"For the matter of that, Louis, we could cut them with your couteau de chaise. I could tell you a story that my father told me, not long since, of Charles Stuart, the second king of that name in England. You know he was the granduncle of the young chevalier, Charles Edward, that my father talks of, and loves so much."
"I know all about him," said Catharine, nodding sagaciously; "let us hear the story of his granduncle. But I should like to know what my hair and Louis's knife can have to do with King Charles."
"Wait a bit, Kate, and you shall hear—that is, if you have patience," said her brother. "Well then, you must know, that after some great battle, the name of which I forget, [Footnote: Battle of Worcester] in which the king and his handful of brave soldiers were defeated by the forces of the Parliament (the Roundheads, as they were called), the poor young king was hunted like a partridge upon the mountains, a large price was set on his head, to be given to any traitor who should slay him or bring him prisoner to Oliver Cromwell. He was obliged to dress himself in all sorts of queer clothes, and hide in all manner of strange, out-of-the-way places, and keep company with rude and humble men, the better to hide his real rank from the cruel enemies that sought his life. Once he hid along with a gallant gentleman, [Footnote: Colonel Careless.] one of his own brave officers, in the branches of a great oak. Once he was hid in a mill; and another time he was in the house of one Pendril, a woodman. The soldiers of the Parliament, who were always prowling about, and popping in unawares wherever they suspected the poor king to be hidden, were at one time in the very room where he was standing beside the fire."
"Oh!" exclaimed Catharine, "that was frightful. And did they take him prisoner?"
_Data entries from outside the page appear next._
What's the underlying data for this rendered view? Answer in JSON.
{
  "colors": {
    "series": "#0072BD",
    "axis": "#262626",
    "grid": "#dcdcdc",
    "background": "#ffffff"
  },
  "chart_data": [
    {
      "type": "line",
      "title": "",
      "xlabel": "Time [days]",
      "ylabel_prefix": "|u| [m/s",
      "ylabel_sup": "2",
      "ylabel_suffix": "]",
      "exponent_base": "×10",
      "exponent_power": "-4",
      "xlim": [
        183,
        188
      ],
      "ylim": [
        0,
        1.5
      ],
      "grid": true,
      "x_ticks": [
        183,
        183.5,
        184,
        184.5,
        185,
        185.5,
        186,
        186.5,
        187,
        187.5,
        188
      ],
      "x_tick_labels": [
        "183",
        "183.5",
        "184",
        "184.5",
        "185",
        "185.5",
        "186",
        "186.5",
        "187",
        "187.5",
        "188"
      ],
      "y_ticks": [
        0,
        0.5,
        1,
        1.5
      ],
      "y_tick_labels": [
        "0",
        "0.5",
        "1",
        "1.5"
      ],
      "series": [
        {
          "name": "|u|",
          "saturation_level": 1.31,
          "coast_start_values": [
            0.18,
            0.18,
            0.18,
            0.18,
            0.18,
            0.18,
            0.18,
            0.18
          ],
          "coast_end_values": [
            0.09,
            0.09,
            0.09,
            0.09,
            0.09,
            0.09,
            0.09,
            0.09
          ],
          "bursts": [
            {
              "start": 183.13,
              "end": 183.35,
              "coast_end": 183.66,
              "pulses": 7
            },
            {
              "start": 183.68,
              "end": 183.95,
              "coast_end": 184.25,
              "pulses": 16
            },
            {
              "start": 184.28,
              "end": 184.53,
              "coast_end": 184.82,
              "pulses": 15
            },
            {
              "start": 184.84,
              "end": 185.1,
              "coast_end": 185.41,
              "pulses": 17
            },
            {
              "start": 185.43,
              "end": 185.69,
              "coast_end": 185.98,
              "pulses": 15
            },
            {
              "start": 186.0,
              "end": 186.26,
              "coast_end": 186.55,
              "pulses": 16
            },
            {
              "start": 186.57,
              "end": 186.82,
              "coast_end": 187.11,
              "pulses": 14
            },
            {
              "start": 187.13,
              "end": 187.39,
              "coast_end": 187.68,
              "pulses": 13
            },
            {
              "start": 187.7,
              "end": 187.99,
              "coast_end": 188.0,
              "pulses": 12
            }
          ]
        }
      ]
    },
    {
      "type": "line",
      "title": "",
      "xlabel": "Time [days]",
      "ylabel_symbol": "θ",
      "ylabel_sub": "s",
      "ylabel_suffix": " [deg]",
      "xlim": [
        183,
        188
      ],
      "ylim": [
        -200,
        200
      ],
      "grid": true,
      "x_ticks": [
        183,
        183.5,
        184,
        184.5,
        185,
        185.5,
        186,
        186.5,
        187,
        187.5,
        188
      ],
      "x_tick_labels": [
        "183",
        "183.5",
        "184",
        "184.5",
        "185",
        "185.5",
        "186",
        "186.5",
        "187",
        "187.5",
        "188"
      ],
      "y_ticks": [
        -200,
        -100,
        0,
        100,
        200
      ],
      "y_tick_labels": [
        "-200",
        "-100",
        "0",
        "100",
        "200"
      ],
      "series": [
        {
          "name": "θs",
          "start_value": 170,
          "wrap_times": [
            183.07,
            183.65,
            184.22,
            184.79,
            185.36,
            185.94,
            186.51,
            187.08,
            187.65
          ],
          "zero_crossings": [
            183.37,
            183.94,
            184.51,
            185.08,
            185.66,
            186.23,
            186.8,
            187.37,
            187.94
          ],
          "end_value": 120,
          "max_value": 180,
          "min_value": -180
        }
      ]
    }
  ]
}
"No; for the wise woodman and his brothers, fearing lest the soldiers should discover that he was a cavalier and a gentleman, by the long curls that the king's men all wore in those days, and called lovelocks, begged of his majesty to let his hair be cropped close to his head."
"That was very hard, to lose his nice curls."
"I dare say the young king thought so too; but it was better to lose his hair than his head. So, I suppose, the men told him; for he suffered them to cut it all close to his head, laying down his head on a rough deal table, or a chopping-block, while his faithful friends with a large knife trimmed off the curls."
"I wonder if the young king thought at that minute of his poor father, who, you know, was forced by wicked men to lay down his head upon a block to have it cut from his shoulders, because Cromwell, and others as hard-hearted as himself, willed that he should die."
"Poor king!" said Catharine, sighing; "I see that it is better to be poor children, wandering on these plains under God's own care, than to be kings and princes at the mercy of bad and sinful men."
"Who told your father all these things, Hec?" said Louis.